Recovery, Tremonti “asfalta” il governo: «Un piano quinquennale che sembra scritto da Stalin»
Tanto per cominciare, il primo a proporre gli Eurobond fu lui nel 2003. Per riproporli sette anni dopo assieme a Jean-Claude Junker, allora alla guida dell’Eurogruppo, con un articolo apparso sul Financial Times sotto un titolo più che rassicurante: «Gli Eurobond metteranno fine alla crisi». Inoltre, ha dedicato all’Europa più di un libro con annesso successo di pubblico e di critica. Morale: se c’è uno che ha le carte in regola per fare le pulci al Recovery Plan è Giulio Tremonti, il ministro che più di ogni altro ha caratterizzato tutti e quattro i governi Berlusconi. Sotto questo aspetto, la sua intervista alla Verità è una sorta di risalita controcorrente rispetto alla generale euforia che tracima dalla vulgata ufficiale sui miliardi promessi dal Recovery.
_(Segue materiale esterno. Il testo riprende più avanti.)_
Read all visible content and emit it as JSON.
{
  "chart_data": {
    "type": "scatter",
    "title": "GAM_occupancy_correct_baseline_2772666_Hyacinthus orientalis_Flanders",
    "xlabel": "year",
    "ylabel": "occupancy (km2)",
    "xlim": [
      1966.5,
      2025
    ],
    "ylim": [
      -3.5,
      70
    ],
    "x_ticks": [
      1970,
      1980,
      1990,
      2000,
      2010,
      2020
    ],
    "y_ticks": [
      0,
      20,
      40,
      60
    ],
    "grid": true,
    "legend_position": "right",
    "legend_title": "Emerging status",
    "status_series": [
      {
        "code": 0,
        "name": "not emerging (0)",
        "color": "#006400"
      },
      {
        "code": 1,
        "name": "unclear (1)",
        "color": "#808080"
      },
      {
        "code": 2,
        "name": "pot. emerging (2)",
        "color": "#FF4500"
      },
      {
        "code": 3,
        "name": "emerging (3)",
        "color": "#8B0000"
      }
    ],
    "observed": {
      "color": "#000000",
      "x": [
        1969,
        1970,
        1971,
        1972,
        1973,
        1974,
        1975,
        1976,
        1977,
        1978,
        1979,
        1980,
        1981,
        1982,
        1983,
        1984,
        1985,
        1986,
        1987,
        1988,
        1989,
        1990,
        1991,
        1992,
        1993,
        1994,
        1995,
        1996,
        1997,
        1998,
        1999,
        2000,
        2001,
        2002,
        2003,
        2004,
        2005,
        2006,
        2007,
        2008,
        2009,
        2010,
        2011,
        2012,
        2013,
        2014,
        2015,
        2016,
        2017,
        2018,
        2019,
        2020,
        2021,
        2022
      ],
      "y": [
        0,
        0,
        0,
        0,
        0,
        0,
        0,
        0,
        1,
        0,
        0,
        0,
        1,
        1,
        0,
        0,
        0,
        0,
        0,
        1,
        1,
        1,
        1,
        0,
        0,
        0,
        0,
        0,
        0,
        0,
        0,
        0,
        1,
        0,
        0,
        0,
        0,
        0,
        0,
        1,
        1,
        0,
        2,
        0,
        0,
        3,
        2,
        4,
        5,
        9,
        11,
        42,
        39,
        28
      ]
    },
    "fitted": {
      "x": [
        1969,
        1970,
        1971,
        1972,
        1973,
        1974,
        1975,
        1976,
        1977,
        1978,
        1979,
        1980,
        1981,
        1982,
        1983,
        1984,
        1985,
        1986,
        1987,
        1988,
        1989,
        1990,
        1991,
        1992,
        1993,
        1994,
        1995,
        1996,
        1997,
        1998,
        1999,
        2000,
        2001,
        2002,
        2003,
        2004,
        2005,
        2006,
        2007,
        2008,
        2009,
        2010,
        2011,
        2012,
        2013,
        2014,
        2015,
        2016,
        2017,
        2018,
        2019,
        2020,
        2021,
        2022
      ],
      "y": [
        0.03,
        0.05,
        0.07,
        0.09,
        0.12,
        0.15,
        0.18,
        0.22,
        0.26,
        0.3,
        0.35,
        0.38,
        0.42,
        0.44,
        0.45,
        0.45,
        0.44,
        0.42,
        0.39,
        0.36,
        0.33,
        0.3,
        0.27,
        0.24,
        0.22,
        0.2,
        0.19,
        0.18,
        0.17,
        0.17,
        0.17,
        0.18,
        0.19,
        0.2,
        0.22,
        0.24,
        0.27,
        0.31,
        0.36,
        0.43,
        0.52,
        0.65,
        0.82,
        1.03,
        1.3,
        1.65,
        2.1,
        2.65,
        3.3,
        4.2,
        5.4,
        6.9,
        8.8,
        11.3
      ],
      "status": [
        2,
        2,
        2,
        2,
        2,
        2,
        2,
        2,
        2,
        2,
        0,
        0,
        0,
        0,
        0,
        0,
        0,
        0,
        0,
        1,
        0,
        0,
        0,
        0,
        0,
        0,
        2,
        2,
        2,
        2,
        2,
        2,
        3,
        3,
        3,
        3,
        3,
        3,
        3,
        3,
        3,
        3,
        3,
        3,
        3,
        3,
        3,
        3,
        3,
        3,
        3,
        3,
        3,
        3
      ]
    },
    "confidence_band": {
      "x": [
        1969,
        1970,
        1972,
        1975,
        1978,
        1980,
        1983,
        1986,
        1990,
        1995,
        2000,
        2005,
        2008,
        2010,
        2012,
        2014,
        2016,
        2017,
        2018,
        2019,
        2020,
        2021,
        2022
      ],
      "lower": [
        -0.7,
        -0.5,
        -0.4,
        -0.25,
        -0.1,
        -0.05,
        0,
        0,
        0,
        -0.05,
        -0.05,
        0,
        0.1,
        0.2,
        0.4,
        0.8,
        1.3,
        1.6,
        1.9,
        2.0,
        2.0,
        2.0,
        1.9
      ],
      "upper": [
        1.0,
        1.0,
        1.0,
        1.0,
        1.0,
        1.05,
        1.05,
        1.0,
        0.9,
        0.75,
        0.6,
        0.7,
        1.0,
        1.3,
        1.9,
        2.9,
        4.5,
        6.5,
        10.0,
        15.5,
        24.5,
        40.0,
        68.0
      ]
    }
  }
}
Tremonti: «È tutto debito nostro»
A cominciare dalla puntualizzazione che si tratta di denaro «a debito» accompagnato ad «una ipertrofica estensione degli obiettivi». E tutto per una crescita dell’1,4 per cento. Una stesura che, più che il «vaste programme» sui quali ironizzava De Gaulle, a Tremonti ricorda un «piano quinquennale copyright Stalin», con tanta retorica in più. Quale? «Il governo al centro di tutto» e un Parlamento svuotato «delle sue prerogative» in favore di «organi tecnocratici al centro». In realtà, andava fatto il percorso inverso: «Prima il consenso del Paese e solo dopo quello dell’Europa». Un piano, soprattutto, scritto perché nessuno possa capirlo. E qui il Professore sgrana il rosario degli anglicismi di cui ormai sovrabbonda la nostra produzione legislativa.
«Norme complicate? Un’astuzia»
Il Recovery, ovviamente, non fa eccezione: «Empowerment, once-only, cloud first, flagship, big-data, soft-skill, stakeholder, backhand, benchmarking, out-come-based, performance, target, partnership, Learning communities, track-record». Complicare per scelta. Una tecnica che riguarda anche i cosiddetti ristori. «Hanno un vizio genetico – sottolinea Tremonti -: sono norme complicate». Nel senso, spiega, che «aggiungono incertezza a quella che c’è già». Ma, avverte, «più che un difetto potrebbe essere un’astuzia» finalizzata a «non far funzionare quelle norme». Infine, una stoccata alla ministra Cartabia che di recente ha dichiarato che «senza riforma della giustizia non avremo i soldi del Recovery fund». «Non può dirlo – obietta Tremonti -. Primo perché è debito nostro e poi perché sono dichiarazioni che inducono a odiare l’Europa». In cui, conclude, a comandare è «l’asse franco-tedesco».